Real behavioral shifts won't occur unless the organization establishes an emotional connection between the "why," "what," and "so what" of the change. Employees seek to comprehend how the change will impact them, their colleagues, customers, and the overall company.Leaders can sometimes fall into the misconception of viewing change management communication as merely a procedural checkbox. They might send out information via email, discuss it at an all-staff meeting, include it in a newsletter, and assume their responsibilities are fulfilled.
However, adopting this approach proves ineffective. Change sponsors and leaders must grasp the emotional and psychological needs of employees, preparing for reactions such as resistance, denial, and diminishing enthusiasm.
To put employees first – not process when dealing with change management in organizations with remote employees:
- Be transparent and honest about the change. Employees need to understand why the change is happening, how it will impact them, and what the organization is doing to support them through the change process. Be honest about the challenges that the change may involve, but also emphasize the benefits and how the organization will support employees through the change process.
- Empower employees to provide feedback and participate in the change process. Employees should be given opportunities to share their feedback on the change plan and to participate in the decision-making process. This will help to ensure that the change plan is realistic and achievable, and that it meets the needs of employees.
- Provide employees with the resources and support they need to manage the change. This may include providing employees with training on new skills, access to new technologies, or flexible work arrangements. Employees also need to have access to support from their managers and other team members.
- Be patient and understanding. Change can be difficult, especially for remote employees who may feel isolated and disconnected from the organization. Be patient with employees and offer them support as they adjust to the change.
Here are some additional tips for putting employees first when managing change in remote teams:
- Use technology to facilitate communication and collaboration. Remote teams need to have access to technology tools that allow them to communicate and collaborate effectively. This may include video conferencing tools, chat tools, and project management tools.
- Create opportunities for remote employees to connect with each other and with the organization. This may include organizing virtual social events, team meetings, or all-hands meetings. It is also important to provide remote employees with access to the same information and resources as office-based employees.
- Encourage regular check-ins with remote employees.

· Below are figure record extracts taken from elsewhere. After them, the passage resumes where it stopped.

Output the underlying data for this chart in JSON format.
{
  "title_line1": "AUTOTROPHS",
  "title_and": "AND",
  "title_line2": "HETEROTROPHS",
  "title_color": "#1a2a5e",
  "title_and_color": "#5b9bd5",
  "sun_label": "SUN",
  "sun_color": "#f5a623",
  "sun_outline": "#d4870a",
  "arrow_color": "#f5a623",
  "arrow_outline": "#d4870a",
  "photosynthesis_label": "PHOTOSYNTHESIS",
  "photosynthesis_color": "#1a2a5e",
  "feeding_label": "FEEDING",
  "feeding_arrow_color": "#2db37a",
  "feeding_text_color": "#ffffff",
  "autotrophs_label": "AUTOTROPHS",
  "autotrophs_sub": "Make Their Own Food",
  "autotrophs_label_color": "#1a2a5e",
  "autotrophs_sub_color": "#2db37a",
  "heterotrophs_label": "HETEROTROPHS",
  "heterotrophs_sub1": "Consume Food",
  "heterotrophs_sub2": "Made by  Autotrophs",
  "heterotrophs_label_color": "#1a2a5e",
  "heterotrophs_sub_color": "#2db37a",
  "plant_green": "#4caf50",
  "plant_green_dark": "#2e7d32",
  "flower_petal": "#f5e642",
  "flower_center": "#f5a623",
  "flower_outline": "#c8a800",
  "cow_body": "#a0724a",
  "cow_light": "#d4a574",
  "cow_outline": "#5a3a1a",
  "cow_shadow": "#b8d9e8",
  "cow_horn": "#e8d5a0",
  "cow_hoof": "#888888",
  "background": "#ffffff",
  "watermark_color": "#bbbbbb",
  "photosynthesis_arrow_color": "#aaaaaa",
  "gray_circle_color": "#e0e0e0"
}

Managers should check in with remote employees on a regular basis to see how they are doing and to offer support. This can be done through one-on-one meetings, video calls, or email.
By following these tips, organizations can put employees first and increase the chances of success for their change initiatives.

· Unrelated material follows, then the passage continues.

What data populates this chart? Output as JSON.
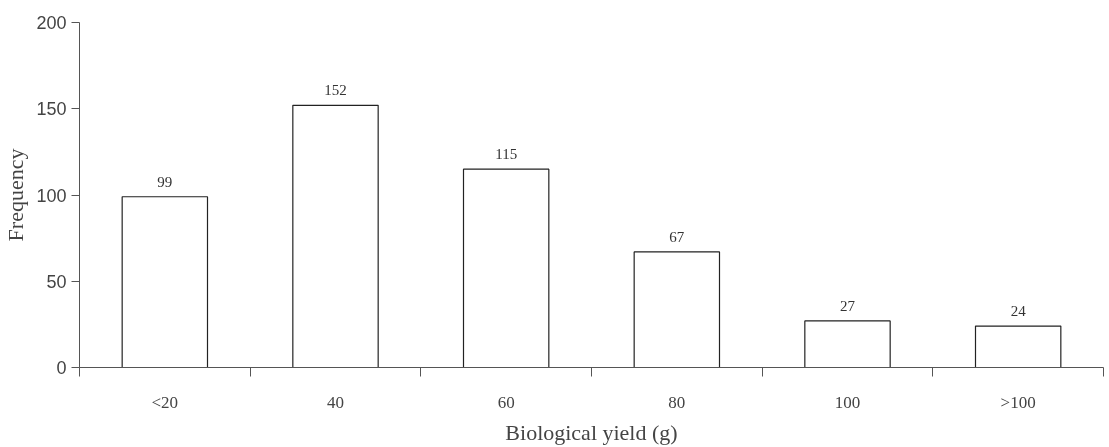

4. Leveraging the right communication Tools
When changes impact critical aspects such as employees' roles, job procedures, compensation, or the executive team, organizations must meticulously select the communication channel and spokesperson. Research demonstrates that employees generally prefer to receive news of significant changes from a senior leader, such as the CEO or director, delivered through a face-to-face platform like a town hall meeting (or via video if necessary).
Organizations that restrict themselves to a limited set of communication channels and disproportionately favor one-way avenues risk making erroneous assumptions about whether employees have received and internalized the messages.

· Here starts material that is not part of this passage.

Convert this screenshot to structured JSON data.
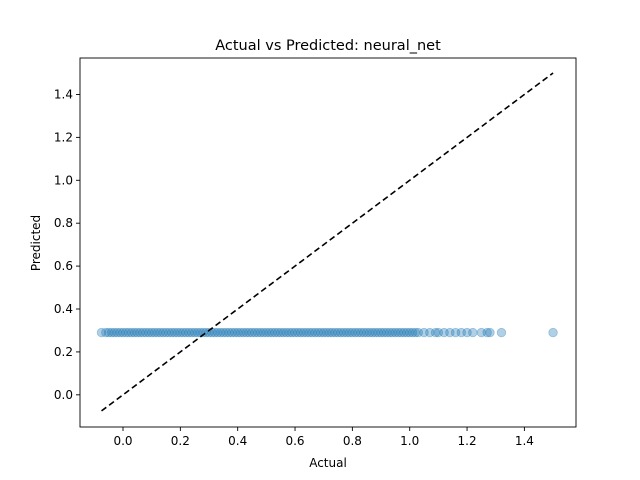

Change, while challenging, is an indispensable element for an organization's future success. Change initiatives will flounder without effective change management communication. Overcoming the hurdles in change management communication necessitates the articulation of why change is imperative and involves leaders from initiation to conclusion.
It acknowledges the emotional component of change and addresses these emotions by disseminating messages to employees through channels that align with the significance of the message.